Día 2, y con eso, un nuevo fic YanRita porque nunca es suficiente Yanrita (?

(See the end of the work for more notes.)

Work Text:

La rutina de Yanma, a diferencia de lo que los civiles podrían pensar, era relativamente sencilla. El líder de N'Kosopa solía dedicar gran parte de su tiempo a cualquier tipo de invento o mejora, ya fuera para su propio armamento, el de los demás miembros del Ohsama Sentai, o para su reino en sí. Si no estaba en ello, se entretenía en actividades recreativas, ya fuera solo, con su asistente y mejor amigo Shiokara, con algún otro subordinado, o con cualquier civil dispuesto a retarlo. Ya fuera jugando videojuegos o enfrentando batallas de hackeo, su victoria estaba prácticamente asegurada, aunque se enfrentara a todos los habitantes del reino él solo.

Otra cosa que le gustaba hacer era simplemente vigilar y recorrer la futurista ciudad que gobernaba. No era algo que hiciera muy a menudo, ya que, hasta cierto punto, no tenía mucho sentido. Desde que Gokkan había establecido una especie de policía patrullando la ciudad, prácticamente era innecesario que Yanma supervisara su reino de esa manera. Pero… no es que solo quisiera custodiar N'Kosopa y ya.
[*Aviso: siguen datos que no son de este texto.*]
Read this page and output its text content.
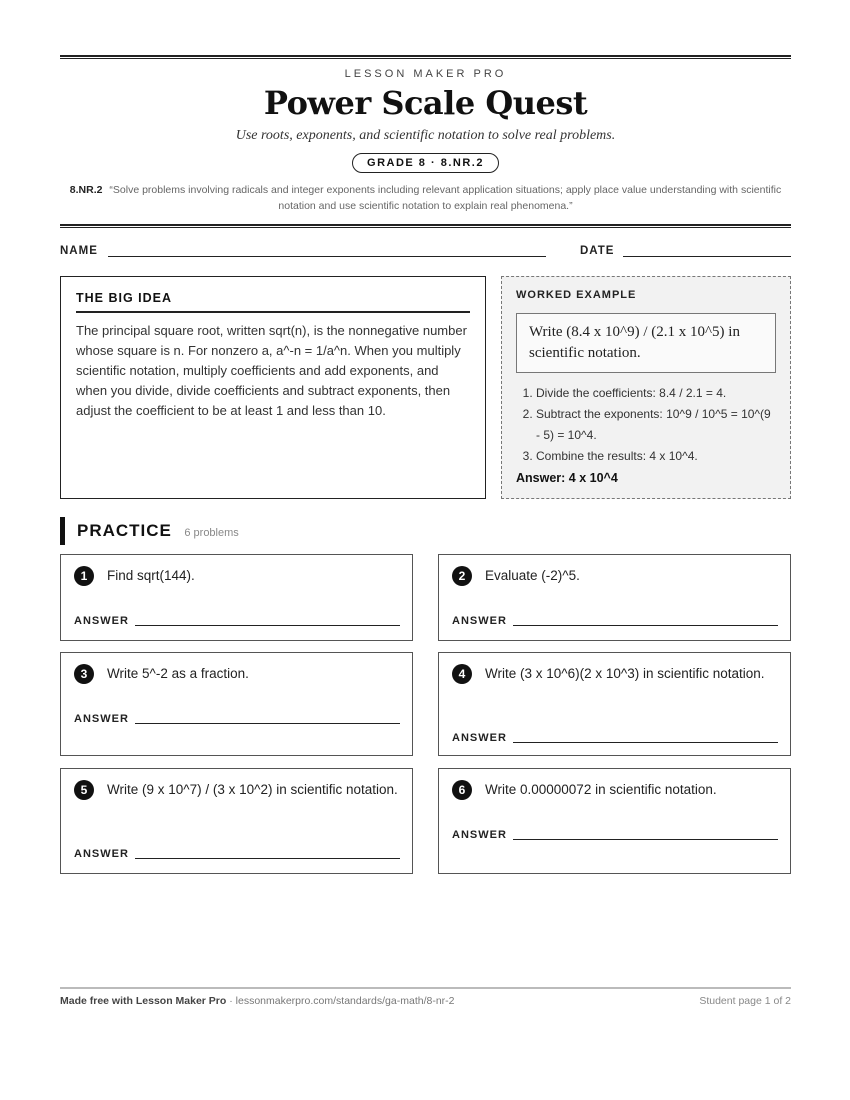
LESSON MAKER PRO
Power Scale Quest
Use roots, exponents, and scientific notation to solve real problems.
GRADE 8 · 8.NR.2
8.NR.2 “Solve problems involving radicals and integer exponents including relevant application situations; apply place value understanding with scientific notation and use scientific notation to explain real phenomena.”
NAME	DATE
THE BIG IDEA

The principal square root, written sqrt(n), is the nonnegative number whose square is n. For nonzero a, a^-n = 1/a^n. When you multiply scientific notation, multiply coefficients and add exponents, and when you divide, divide coefficients and subtract exponents, then adjust the coefficient to be at least 1 and less than 10.

WORKED EXAMPLE
Write (8.4 x 10^9) / (2.1 x 10^5) in scientific notation.
1. Divide the coefficients: 8.4 / 2.1 = 4.
2. Subtract the exponents: 10^9 / 10^5 = 10^(9 - 5) = 10^4.
3. Combine the results: 4 x 10^4.
Answer: 4 x 10^4
PRACTICE 6 problems
1	Find sqrt(144).
ANSWER
2	Evaluate (-2)^5.
ANSWER
3	Write 5^-2 as a fraction.
ANSWER
4	Write (3 x 10^6)(2 x 10^3) in scientific notation.
ANSWER
5	Write (9 x 10^7) / (3 x 10^2) in scientific notation.
ANSWER
6	Write 0.00000072 in scientific notation.
ANSWER
Made free with Lesson Maker Pro · lessonmakerpro.com/standards/ga-math/8-nr-2	Student page 1 of 2
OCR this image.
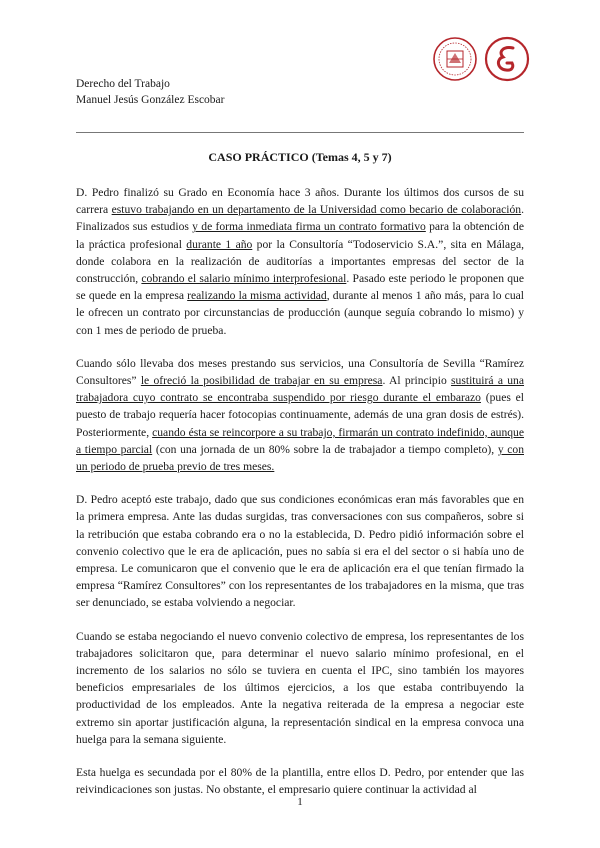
Derecho del Trabajo
Manuel Jesús González Escobar
CASO PRÁCTICO (Temas 4, 5 y 7)

D. Pedro finalizó su Grado en Economía hace 3 años. Durante los últimos dos cursos de su carrera estuvo trabajando en un departamento de la Universidad como becario de colaboración. Finalizados sus estudios y de forma inmediata firma un contrato formativo para la obtención de la práctica profesional durante 1 año por la Consultoría “Todoservicio S.A.”, sita en Málaga, donde colabora en la realización de auditorías a importantes empresas del sector de la construcción, cobrando el salario mínimo interprofesional. Pasado este periodo le proponen que se quede en la empresa realizando la misma actividad, durante al menos 1 año más, para lo cual le ofrecen un contrato por circunstancias de producción (aunque seguía cobrando lo mismo) y con 1 mes de periodo de prueba.

Cuando sólo llevaba dos meses prestando sus servicios, una Consultoría de Sevilla “Ramírez Consultores” le ofreció la posibilidad de trabajar en su empresa. Al principio sustituirá a una trabajadora cuyo contrato se encontraba suspendido por riesgo durante el embarazo (pues el puesto de trabajo requería hacer fotocopias continuamente, además de una gran dosis de estrés). Posteriormente, cuando ésta se reincorpore a su trabajo, firmarán un contrato indefinido, aunque a tiempo parcial (con una jornada de un 80% sobre la de trabajador a tiempo completo), y con un periodo de prueba previo de tres meses.

D. Pedro aceptó este trabajo, dado que sus condiciones económicas eran más favorables que en la primera empresa. Ante las dudas surgidas, tras conversaciones con sus compañeros, sobre si la retribución que estaba cobrando era o no la establecida, D. Pedro pidió información sobre el convenio colectivo que le era de aplicación, pues no sabía si era el del sector o si había uno de empresa. Le comunicaron que el convenio que le era de aplicación era el que tenían firmado la empresa “Ramírez Consultores” con los representantes de los trabajadores en la misma, que tras ser denunciado, se estaba volviendo a negociar.

Cuando se estaba negociando el nuevo convenio colectivo de empresa, los representantes de los trabajadores solicitaron que, para determinar el nuevo salario mínimo profesional, en el incremento de los salarios no sólo se tuviera en cuenta el IPC, sino también los mayores beneficios empresariales de los últimos ejercicios, a los que estaba contribuyendo la productividad de los empleados. Ante la negativa reiterada de la empresa a negociar este extremo sin aportar justificación alguna, la representación sindical en la empresa convoca una huelga para la semana siguiente.

Esta huelga es secundada por el 80% de la plantilla, entre ellos D. Pedro, por entender que las reivindicaciones son justas. No obstante, el empresario quiere continuar la actividad al

1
Yanma… simplemente disfrutaba observar su reino. Ver a los civiles paseando, conversando entre sí, jugando o incluso peleando, en conjunto con los altos edificios y la tecnología de punta en cada rincón. Todo eso lo había construido él, desde cero. Lo que antes era basura, edificios destruidos, gente hambrienta y peleas por sobrevivir, lo transformó con su inteligencia y esfuerzo. Llevó a N'Kosopa a la cima, y estaba orgulloso de ello. Por eso, cuando necesitaba momentos de introspección o sentía estrés, disfrutaba escaparse de su torre para pasear por su mayor logro, bajo la excusa de que solo estaba vigilando su reino.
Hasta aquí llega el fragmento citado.